The extra refs are very interesting, because in my comments on the construction-meaning of the term, I also wondered whether {aidios} means something like “above-coherent” or “ever-together”, i.e. the coherency or togetherness is from God.

This interpretation (as well as “imperceptible” or “unseen”) would make excellent sense of the two known NT usages (Rom 1:6; Jude v.6), if we’re talking about a God Who is Himself actively self-coherent (which we would certainly be doing as trinitarian theists–note however that this doctrine has to be established prior to considering this as an interpretive option). But it would also make excellent sense, which “imperceptible” or “unseen” would not, in the refs you’ve just found. The Wisdom ref would be similar to the Rom 1:6 ref; while the 4 Macc ref would have a lot of thematic similarities to the concept of {dikaiosune_} or “righteousness” in English meaning “fair-togetherness” (in this case, fair-togetherness from God, Who is the ultimate source and enaction of fair-togetherness anyway.)

Whereas, “everlasting” (simply of itself) makes no sense in regard to the bonds of the demons: God looses their bonds (at least temporarily) during the tribulation in RevJohn (if not at the judgment)!–and besides there is a serious ontological problem with considering anything other than God (such as for example the bonds of demons) as being “everlasting”. The same would be true of the life of the pious, simply considered as itself: that life cannot be intrinsically everlasting.

But, on the other hand, it can be seen how (by a natural oversimplification) the concept of the meaning of “everlasting” could be translated in those cases, even though the “everlastingness” is derivative (conditionally immortal, as our many of our annihilationist friends would say! :mrgreen: ) and so does not necessarily continue lasting.

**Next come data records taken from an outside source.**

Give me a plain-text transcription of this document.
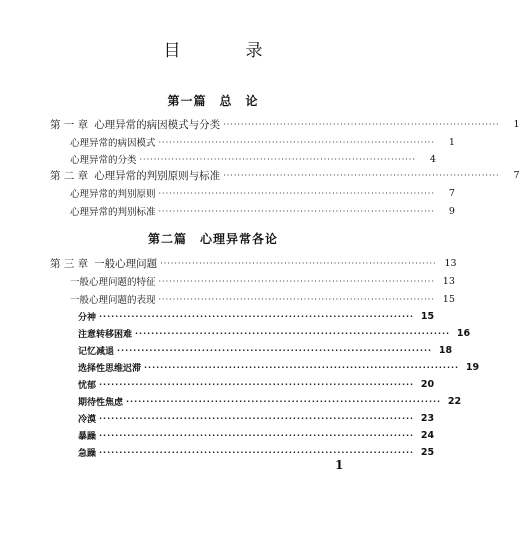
目　录
第一篇　总　论
第 一 章 心理异常的病因模式与分类 ··············································································	1
心理异常的病因模式 ··············································································	1
心理异常的分类 ··············································································	4
第 二 章 心理异常的判别原则与标准 ··············································································	7
心理异常的判别原则 ··············································································	7
心理异常的判别标准 ··············································································	9
第二篇　心理异常各论
第 三 章 一般心理问题 ·············································································· 13
一般心理问题的特征 ·············································································· 13
一般心理问题的表现 ·············································································· 15
分神 ·············································································· 15
注意转移困难 ·············································································· 16
记忆减退 ·············································································· 18
选择性思维迟滞 ·············································································· 19
忧郁 ·············································································· 20
期待性焦虑 ·············································································· 22
冷漠 ·············································································· 23
暴躁 ·············································································· 24
急躁 ·············································································· 25
1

And, on another hand (or perhaps a similar hand :wink: ), the construction of the word is (as far as I can tell) a pun for “unseeable”, so the double-meaning makes sense in the two NT usages. Yet again, one of the key characteristics of the Father is that (unlike the Son and/or the Spirit, whether in trinitarianism or in most other Christian theologies), He is unseen and unseeable (except by the Son and/or the Spirit). So this coherency from above (somewhat overliterally from the sky or the “air” as we would say) ultimately does come from the Unseen One, the Father, the ontological ground of even Deity.

All of which I think is rather nifty. :smiley:

(Also, by the way, neutral for or against universalism or non-universalism either one.)

I agree that universalism does not stand or fall with the term eternal, on the other hand, the argument of “eternal” punishment is the strongest, if not the only scriptural argument against universalism, the more we can weaken this argument, the better.

I shared this with another guy, belonging to the “concordant community”, he thinks aidios means unseen, sometimes maybe in the sense of unseen time, he utterly rejects the idea of eternity as unscriptural.

he told me there is a word aidnês, which seems similar to aidios, meaning unseen, dark

btw this is an interesting tool:

I don’t think that the motive should be to “weaken” the other side’s arguments. It should be to go wherever the evidence suggests vs. stacking the cards in your favor.